As told by Donn Vetter
Mankato, Minnesota

Story Narrative:

This story was collected as part of a collaborative effort to record the state of American lakes, rivers, and waterways as well an attempt to uncover what water means to Americans. Listen to other stories recorded by the Minnesota Humanities Center for their We Are Water MN initiative, an outgrowth of our national traveling exhibition "Water/Ways."  

"The company name is Vetter Stone Company. It was founded in 1954 with my grandfather and his four sons. So my siblings and I are the third generation and I am the quarry manager and I’ve been here for over 30 years. What’s unique about the Minnesota River Valley is When the river Warren carved out the whole Minnesota Valley, it carved out enough of the overburden to get close to the stone and still make it economic feasible to quarry it. The overburden is actually what the glacier did not take - about a foot of dirt and then there is about 5-20 feet of just actual shale rock.

So it’s economically feasible to quarry or to mine 5-20 feet of overburden to get to the stone. As opposed to, if the river hadn’t cut through here we would have had to mine 150 feet of overburden and then it would be totally unfeasible for anyone to quarry any stone in this area. The stone was formed 400 million years ago in a shallow sea where tiny fragments , mostly calcium and little sea shells and some magnesium, would pile up and then after millions of years it would compress under heat and pressure and form into dolomite stone, which is harder than limestone.

The stone is special because it has a certain very specific color of just the warm, cream, buff and pinks that you don’t find really anywhere else in the world. And it also has a very tight grain so it can pass the tests for being on a building of wind loads and flexural strengths and the technical part of staying on a building forever without failing. And it’s something that architects want to see and specify. We’ve done a lot of big things around the world.

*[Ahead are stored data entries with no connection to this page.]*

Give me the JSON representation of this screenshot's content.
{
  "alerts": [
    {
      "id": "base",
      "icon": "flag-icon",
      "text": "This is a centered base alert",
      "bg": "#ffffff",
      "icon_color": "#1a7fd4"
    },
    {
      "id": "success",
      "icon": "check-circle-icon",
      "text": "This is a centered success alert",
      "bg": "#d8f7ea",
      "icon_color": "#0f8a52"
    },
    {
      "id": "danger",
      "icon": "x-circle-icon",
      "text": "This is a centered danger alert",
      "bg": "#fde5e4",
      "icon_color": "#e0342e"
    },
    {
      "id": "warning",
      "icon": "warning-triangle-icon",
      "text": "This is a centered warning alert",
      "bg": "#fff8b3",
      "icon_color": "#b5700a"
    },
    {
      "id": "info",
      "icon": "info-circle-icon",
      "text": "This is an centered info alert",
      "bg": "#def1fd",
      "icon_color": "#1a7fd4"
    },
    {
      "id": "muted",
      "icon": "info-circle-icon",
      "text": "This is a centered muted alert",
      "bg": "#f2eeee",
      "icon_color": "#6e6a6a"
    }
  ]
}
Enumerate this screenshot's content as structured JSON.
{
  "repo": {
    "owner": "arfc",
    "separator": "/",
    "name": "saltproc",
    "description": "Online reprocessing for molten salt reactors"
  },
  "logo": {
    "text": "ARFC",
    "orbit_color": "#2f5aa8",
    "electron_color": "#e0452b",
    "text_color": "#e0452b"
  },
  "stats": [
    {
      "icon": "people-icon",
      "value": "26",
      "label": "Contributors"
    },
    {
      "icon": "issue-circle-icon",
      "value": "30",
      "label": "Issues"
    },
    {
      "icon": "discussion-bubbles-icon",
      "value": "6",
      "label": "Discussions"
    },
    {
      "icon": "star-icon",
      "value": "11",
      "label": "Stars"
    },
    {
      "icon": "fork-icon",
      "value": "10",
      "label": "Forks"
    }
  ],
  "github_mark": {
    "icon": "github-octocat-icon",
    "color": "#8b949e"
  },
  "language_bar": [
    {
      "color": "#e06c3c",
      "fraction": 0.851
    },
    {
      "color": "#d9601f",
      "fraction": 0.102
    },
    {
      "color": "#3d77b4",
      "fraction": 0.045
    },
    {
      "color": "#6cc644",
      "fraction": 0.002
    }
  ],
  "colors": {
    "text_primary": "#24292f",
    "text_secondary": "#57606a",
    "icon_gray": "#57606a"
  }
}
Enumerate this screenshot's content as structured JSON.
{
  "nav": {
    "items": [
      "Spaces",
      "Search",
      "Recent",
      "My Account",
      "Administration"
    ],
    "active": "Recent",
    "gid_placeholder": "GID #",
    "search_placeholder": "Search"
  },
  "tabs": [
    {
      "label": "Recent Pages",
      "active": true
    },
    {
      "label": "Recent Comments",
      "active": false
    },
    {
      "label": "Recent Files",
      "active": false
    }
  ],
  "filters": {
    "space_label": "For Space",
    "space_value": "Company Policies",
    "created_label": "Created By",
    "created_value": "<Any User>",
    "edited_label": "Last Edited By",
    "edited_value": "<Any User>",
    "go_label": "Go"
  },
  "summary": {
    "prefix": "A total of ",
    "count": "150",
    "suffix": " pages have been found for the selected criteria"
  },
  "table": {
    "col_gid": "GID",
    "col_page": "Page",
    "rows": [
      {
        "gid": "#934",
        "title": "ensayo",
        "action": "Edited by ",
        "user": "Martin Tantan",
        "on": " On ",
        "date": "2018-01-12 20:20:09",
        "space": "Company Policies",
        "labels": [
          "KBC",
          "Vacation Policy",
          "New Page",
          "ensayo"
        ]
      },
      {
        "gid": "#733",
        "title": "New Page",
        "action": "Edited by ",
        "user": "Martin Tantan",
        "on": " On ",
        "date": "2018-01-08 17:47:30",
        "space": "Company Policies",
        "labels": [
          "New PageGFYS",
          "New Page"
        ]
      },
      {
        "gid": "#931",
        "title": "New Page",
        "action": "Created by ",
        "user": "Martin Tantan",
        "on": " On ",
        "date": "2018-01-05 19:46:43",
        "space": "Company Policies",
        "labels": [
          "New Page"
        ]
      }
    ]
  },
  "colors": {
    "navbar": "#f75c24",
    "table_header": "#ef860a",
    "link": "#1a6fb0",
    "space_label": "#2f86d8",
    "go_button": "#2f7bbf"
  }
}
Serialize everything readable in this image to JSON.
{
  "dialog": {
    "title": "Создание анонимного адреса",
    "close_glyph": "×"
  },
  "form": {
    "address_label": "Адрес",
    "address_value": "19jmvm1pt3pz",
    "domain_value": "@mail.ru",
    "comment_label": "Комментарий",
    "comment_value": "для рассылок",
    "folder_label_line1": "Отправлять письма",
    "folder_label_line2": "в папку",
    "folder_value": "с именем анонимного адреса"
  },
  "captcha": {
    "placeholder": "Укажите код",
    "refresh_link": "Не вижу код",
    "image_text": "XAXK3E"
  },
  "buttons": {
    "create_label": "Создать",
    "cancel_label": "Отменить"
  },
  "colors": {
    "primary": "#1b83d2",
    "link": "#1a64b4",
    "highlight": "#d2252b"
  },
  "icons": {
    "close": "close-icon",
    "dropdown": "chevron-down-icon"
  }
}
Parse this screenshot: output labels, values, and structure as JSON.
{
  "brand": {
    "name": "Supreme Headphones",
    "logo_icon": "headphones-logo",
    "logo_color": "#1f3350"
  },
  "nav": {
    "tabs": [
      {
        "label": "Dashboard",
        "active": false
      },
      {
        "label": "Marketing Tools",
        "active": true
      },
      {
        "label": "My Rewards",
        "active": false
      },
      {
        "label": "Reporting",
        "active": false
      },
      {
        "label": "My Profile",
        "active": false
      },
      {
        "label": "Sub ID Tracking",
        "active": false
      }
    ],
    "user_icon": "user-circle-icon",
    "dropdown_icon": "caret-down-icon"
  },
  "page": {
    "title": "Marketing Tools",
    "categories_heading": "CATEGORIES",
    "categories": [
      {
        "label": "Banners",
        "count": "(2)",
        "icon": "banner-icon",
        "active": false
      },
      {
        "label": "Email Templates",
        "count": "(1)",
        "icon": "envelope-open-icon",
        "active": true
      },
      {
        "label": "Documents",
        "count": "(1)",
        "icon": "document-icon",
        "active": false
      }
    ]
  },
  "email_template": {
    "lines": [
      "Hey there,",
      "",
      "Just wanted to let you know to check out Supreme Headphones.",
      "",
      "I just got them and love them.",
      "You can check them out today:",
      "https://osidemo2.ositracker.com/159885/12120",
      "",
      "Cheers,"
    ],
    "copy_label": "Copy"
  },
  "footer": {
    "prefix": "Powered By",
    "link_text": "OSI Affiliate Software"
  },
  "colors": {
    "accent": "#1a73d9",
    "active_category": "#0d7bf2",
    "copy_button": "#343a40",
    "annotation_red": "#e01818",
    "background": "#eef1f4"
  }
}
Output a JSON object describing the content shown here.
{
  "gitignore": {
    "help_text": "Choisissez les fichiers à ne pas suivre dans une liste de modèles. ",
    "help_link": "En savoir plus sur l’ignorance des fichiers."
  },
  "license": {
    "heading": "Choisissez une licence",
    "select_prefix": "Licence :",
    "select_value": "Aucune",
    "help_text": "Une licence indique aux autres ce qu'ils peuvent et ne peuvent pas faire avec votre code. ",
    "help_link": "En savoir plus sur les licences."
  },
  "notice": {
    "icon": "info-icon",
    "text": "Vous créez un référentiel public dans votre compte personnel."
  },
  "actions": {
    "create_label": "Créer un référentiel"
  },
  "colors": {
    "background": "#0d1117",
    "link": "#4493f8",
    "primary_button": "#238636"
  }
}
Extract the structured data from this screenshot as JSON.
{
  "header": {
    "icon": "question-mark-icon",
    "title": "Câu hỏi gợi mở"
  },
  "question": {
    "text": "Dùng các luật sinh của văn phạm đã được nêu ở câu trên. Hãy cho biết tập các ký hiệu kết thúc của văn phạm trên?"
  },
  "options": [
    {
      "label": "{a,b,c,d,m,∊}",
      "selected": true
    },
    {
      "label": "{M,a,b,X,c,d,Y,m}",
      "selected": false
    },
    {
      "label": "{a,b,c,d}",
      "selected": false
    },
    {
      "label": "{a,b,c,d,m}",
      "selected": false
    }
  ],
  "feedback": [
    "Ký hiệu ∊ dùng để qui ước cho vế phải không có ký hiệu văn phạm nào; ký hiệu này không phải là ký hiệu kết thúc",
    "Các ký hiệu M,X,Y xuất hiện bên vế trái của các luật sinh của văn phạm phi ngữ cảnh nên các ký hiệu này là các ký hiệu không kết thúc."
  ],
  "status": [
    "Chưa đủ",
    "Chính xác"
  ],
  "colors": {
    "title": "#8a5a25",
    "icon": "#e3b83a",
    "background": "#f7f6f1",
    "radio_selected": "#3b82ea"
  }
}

We’ve worked on buildings from the Smithsonian Institution with the Museum of the Native American Indian, a skyscraper in Minneapolis that’s 57 stories high, which was originally called the Norwest Center which is the Wells Fargo Tower now. We did Target Field for the Minnesota Twins, that’s all our stone on there. We did the US embassy in Moscow. And we’ve got some other buildings in Tokyo. So we have some stone around the world."